This study evaluates the Automated Flagger Assistance Device (AFAD) developed by the Missouri Department of Transportation (MoDOT) via a combined field study and driving simulator tests performed in 2017. The MoDOT AFAD configuration, involving STOP/SLOW paddles, red/yellow lights, and a changeable message sign (CMS), was incorporated onto a truck-mounted attenuator for operator protection. After conducting the field tests, a driver simulator was utilized to examine various details of the AFAD design in a cost-efficient manner since AFAD variations were implemented in a virtual world. Both the field test and the simulator study were followed by surveys that captured driver preferences and comprehension.
For the field study, video data that recorded driver behaviors was collected for two days in a work zone on MO 23 in Knob Noster, Missouri. Seven Measures of Effectiveness (MOEs) were evaluated, including speed of the leading vehicle at 250 ft. from the AFAD/Flagger, full stop location, waiting time, reaction time, intervention rate (the percentage of drivers not obeying the flagging instructions), speed of the 1st following vehicle, and queue length.
For the driving simulator, a medium-fidelity simulator built around the half-cab of a sedan simulated work zones on a rural highway in Missouri. This simulator study explored four flagging methods: (1) human flagger, (2) MoDOT AFAD, (3) a variation on method 2 with an alternative sign, and (4) a variation on method 2 with the CMS turned off. Five MOEs were extracted from the video of each participant trial: approach speed, full stop distance, reaction time, intervention rate, and first brake location (the location at which the driver first pressed the decelerator pedal in reaction to the flagger/AFAD).
A total of 42 responses were received for the field study survey and 32 responses were received for the driving simulator survey.
- In the field study, the AFAD induced slower vehicle approach speeds (4.20 mph less), shorter waiting times (33 seconds less), quicker traffic release (1.28 seconds less) and stopped vehicles farther back (11.40 feet) than flaggers. The intervention rate for AFAD was 0.004 lower than flagger, but the difference was not statistically significant. With the AFAD, the approaching speeds for the 1st following vehicles were significantly slower than without the AFAD (2.46 mph less).
- In the driving simulator study, the AFAD induced slower vehicle approach speeds (8.44 mph less), lower intervention rate (0.14 lower) and stopped vehicles farther back (44.46 feet).
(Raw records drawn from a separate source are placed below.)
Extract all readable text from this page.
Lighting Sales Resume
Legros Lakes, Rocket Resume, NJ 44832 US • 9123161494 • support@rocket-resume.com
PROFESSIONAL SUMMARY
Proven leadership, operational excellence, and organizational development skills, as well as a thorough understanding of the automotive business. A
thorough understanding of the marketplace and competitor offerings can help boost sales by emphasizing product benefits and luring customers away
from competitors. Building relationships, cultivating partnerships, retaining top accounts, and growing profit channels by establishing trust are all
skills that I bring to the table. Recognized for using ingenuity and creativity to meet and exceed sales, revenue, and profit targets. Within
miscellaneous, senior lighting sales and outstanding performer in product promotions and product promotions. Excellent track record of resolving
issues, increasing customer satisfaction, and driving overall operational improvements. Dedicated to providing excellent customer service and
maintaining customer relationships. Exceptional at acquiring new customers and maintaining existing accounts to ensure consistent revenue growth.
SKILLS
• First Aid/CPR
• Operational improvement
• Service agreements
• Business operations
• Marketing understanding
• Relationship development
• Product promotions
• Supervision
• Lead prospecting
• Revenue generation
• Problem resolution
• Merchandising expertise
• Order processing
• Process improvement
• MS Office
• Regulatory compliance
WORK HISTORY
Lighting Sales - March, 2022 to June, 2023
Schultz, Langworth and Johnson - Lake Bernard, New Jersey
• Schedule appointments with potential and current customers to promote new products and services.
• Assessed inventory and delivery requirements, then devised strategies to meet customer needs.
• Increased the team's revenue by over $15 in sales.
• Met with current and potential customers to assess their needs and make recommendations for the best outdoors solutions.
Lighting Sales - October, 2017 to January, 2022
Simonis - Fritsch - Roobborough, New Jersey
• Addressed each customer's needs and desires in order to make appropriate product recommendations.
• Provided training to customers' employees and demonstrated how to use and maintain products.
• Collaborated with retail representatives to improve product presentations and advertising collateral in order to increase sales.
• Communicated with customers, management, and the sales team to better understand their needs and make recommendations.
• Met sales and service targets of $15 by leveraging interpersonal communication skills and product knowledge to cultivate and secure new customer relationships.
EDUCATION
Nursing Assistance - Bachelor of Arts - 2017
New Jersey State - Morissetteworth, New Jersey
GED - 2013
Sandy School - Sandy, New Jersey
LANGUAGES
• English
The first brake location for MoDOT AFAD was significantly farther away (58.17 ft), which indicated that the MoDOT AFAD was more visible than the human flagger, and the MoDOT AFAD clearly conveyed the STOP message to drivers.
- In the driving simulator study, the alternative designs of AFAD (AFAD with an alternative sign and AFAD without CMS) also significantly reduced average approach speeds (7.7 to 8.9 mph) and increased the distance at which the approaching vehicles came to a complete stop (21 to 38 feet). The results from both the field and the simulator study surveys showed that the MoDOT AFAD was preferred over the flagger (78 percent of the field participants preferred the AFAD more or much more than flagger, and simulator participants rated AFAD the most preferred among the four designs).
- The MoDOT AFAD had significantly lower scores in clarity, visibility, safety, and efficiency, than the AFAD without CMS and the human flagger and the AFAD with alternative sign scored the second highest in all categories.
- A majority of both the field and the simulator study survey respondents (78-90 percent) thought that the CMS was necessary/helpful, though the AFAD with CMS scored significantly lower in visibility and safety than the MoDOT AFAD.